Building a Vision-Language-Action system for the Unitree G1 humanoid robot taught me more about robotics engineering than any course could. Here are the key lessons, condensed from 10 weeks of development across 6 project phases.
Environment Setup
Torque actuators are not position actuators. When the MuJoCo model uses torque-controlled joints, sending position commands directly will not work. You need a PD controller: τ = Kp(q_des - q) - Kd * q̇ + τ_gravity.
Gravity compensation matters from day one. Without it, the robot's arms will fall limp. Compute gravity torques via mj_inverse on a zero-velocity state and add them to your control signal.
Demo Generation
Kinematic IK is fragile. Iterative Jacobian-based IK can diverge if your step size is too large or your target is at the edge of the workspace. Always validate generated demos before feeding them to training.
Weld constraints are your friend for data collection. During scripted demonstrations, temporarily welding the object to the hand avoids physics artifacts that would confuse the policy during training.
ACT Training
Action chunking is the key insight. Predicting 20 timesteps at once (an action chunk) instead of single-step actions dramatically improves temporal consistency. The policy learns smoother trajectories.
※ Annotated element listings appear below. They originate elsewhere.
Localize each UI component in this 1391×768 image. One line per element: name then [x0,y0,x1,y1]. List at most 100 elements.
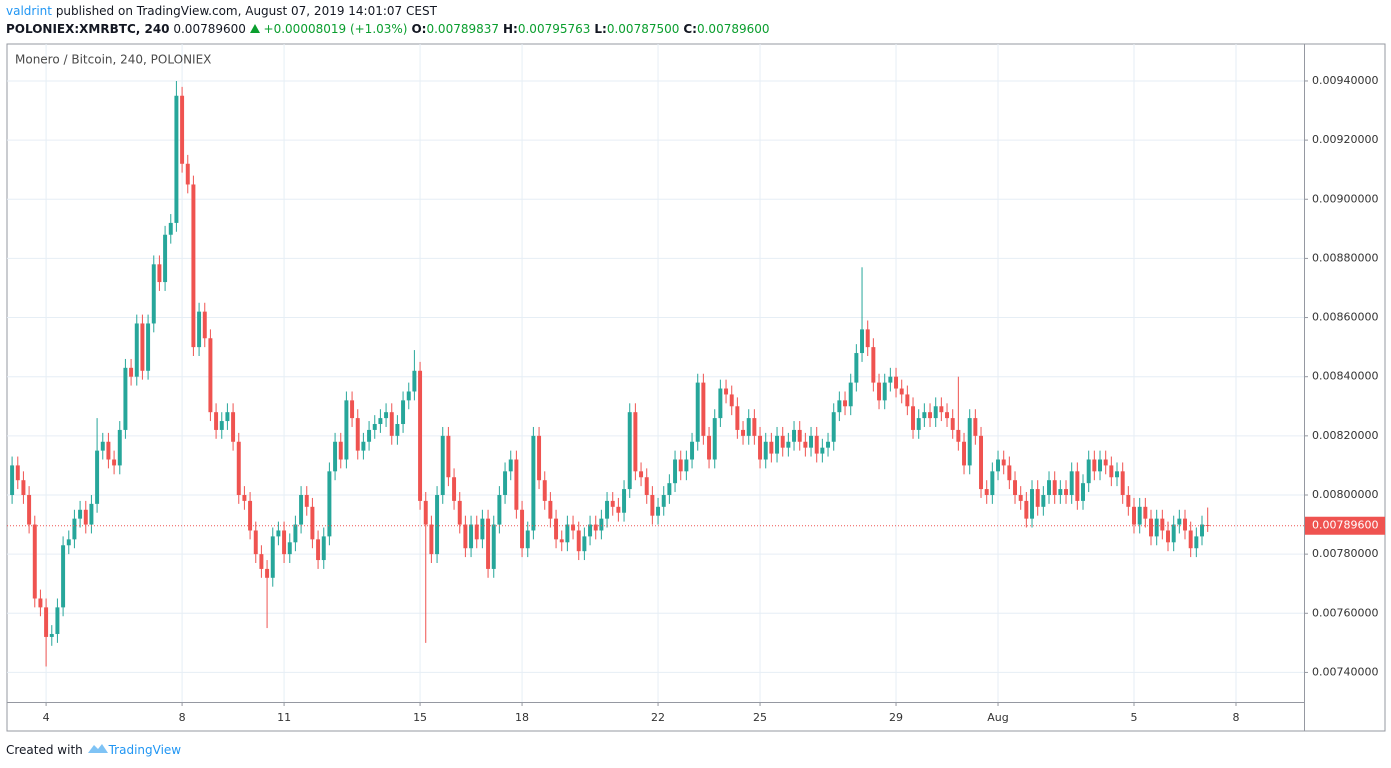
candle-body [508,459,513,472]
candle-body [49,633,54,637]
candle-body [633,412,638,472]
candle-body [967,418,972,466]
candle-body [831,412,836,442]
candle-body [32,524,37,599]
candle-body [418,370,423,501]
candle-body [146,323,151,371]
candle-body [565,524,570,543]
candle-body [106,441,111,460]
ohlc-value: 0.00789600 [696,22,770,36]
candle-body [933,406,938,419]
candle-body [214,412,219,430]
candle-body [661,494,666,507]
candle-body [803,441,808,448]
candle-body [287,542,292,555]
candle-body [389,412,394,436]
candle-body [1154,518,1159,537]
candle-body [899,388,904,395]
candle-body [327,471,332,537]
candle-body [531,435,536,531]
candle-body [1041,494,1046,507]
candle-body [894,376,899,389]
candle-body [129,367,134,377]
ohlc-label: L: [594,22,607,36]
candle-body [134,323,139,377]
candle-body [338,441,343,460]
candle-body [769,441,774,454]
y-tick-label: 0.00740000 [1312,665,1378,678]
candle-body [758,435,763,460]
candle-body [486,518,491,569]
candle-body [741,429,746,436]
ohlc-label: H: [503,22,518,36]
candle-body [310,506,315,540]
candle-body [1194,536,1199,549]
candle-body [639,471,644,478]
candle-body [520,509,525,549]
candle-body [1086,459,1091,484]
candle-body [888,376,893,383]
candle-body [66,539,71,546]
candle-body [1058,489,1063,495]
candle-body [474,524,479,540]
candle-body [554,518,559,540]
candle-body [673,459,678,484]
candle-body [837,400,842,413]
candle-body [248,500,253,531]
candle-body [321,536,326,561]
candle-body [627,412,632,490]
candle-body [650,494,655,516]
candle-body [984,489,989,495]
candle-body [514,459,519,510]
candle-body [576,530,581,552]
y-tick-label: 0.00820000 [1312,429,1378,442]
candle-body [843,400,848,407]
candle-body [1177,518,1182,525]
candle-body [72,518,77,540]
candle-body [979,435,984,490]
candle-body [945,412,950,419]
candle-body [446,435,451,478]
candle-body [786,441,791,448]
candle-body [89,503,94,525]
candle-body [225,412,230,422]
candle-body [355,418,360,451]
candle-body [928,412,933,419]
brand[interactable]: TradingView [108,743,182,757]
y-tick-label: 0.00860000 [1312,311,1378,324]
y-tick-label: 0.00780000 [1312,547,1378,560]
candle-body [197,311,202,348]
author[interactable]: valdrint [6,4,52,18]
candle-body [457,500,462,525]
ohlc-value: 0.00789837 [426,22,500,36]
x-tick-label: 29 [889,711,903,724]
candle-body [112,459,117,466]
last-price: 0.00789600 [173,22,246,36]
last-price-box [1305,516,1385,535]
candle-body [372,424,377,430]
ohlc-label: O: [411,22,427,36]
candle-body [140,323,145,371]
candle-body [1149,518,1153,537]
candle-body [293,524,298,543]
publish-line: valdrint published on TradingView.com, A… [6,4,437,18]
candle-body [571,524,576,531]
candle-body [123,367,128,430]
candle-body [440,435,445,495]
x-tick-label: 15 [413,711,427,724]
candle-body [990,471,995,495]
candle-body [452,477,457,501]
candle-body [729,394,734,407]
candle-body [21,480,26,495]
candle-body [707,435,712,460]
candle-body [1018,494,1023,501]
candle-body [367,429,372,442]
candle-body [497,494,502,525]
candle-body [644,477,649,495]
candle-body [877,382,882,401]
candle-body [384,412,389,419]
candle-body [480,518,485,540]
candle-body [610,500,615,507]
candle-body [412,370,417,392]
frame [6,43,1386,732]
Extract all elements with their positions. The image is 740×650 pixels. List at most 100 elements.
Freeze early ResNet layers. Training the full vision encoder from scratch on small robotics datasets leads to overfitting. Freezing layers 0-6 of ResNet18 and only training the later layers works much better.
Temporal ensembling smooths execution. Overlapping action chunks with exponential decay weighting produces smoother motion than executing chunks sequentially.
Bimanual Manipulation
Friction-based grasping is harder than weld-based. When both hands must squeeze an object using only friction (no cheating with weld constraints), you need careful force balancing and compliance control.
Leg drift is a real problem. Even with a fixed base, uncontrolled leg joints accumulate drift during long episodes. Set leg joints to their initial position with a separate PD controller.
The Bigger Picture
Building this system reinforced that robotics engineering is fundamentally about making things work reliably in the real world — not about having the fanciest algorithm. The gap between a working demo and a robust system is where most of the engineering happens.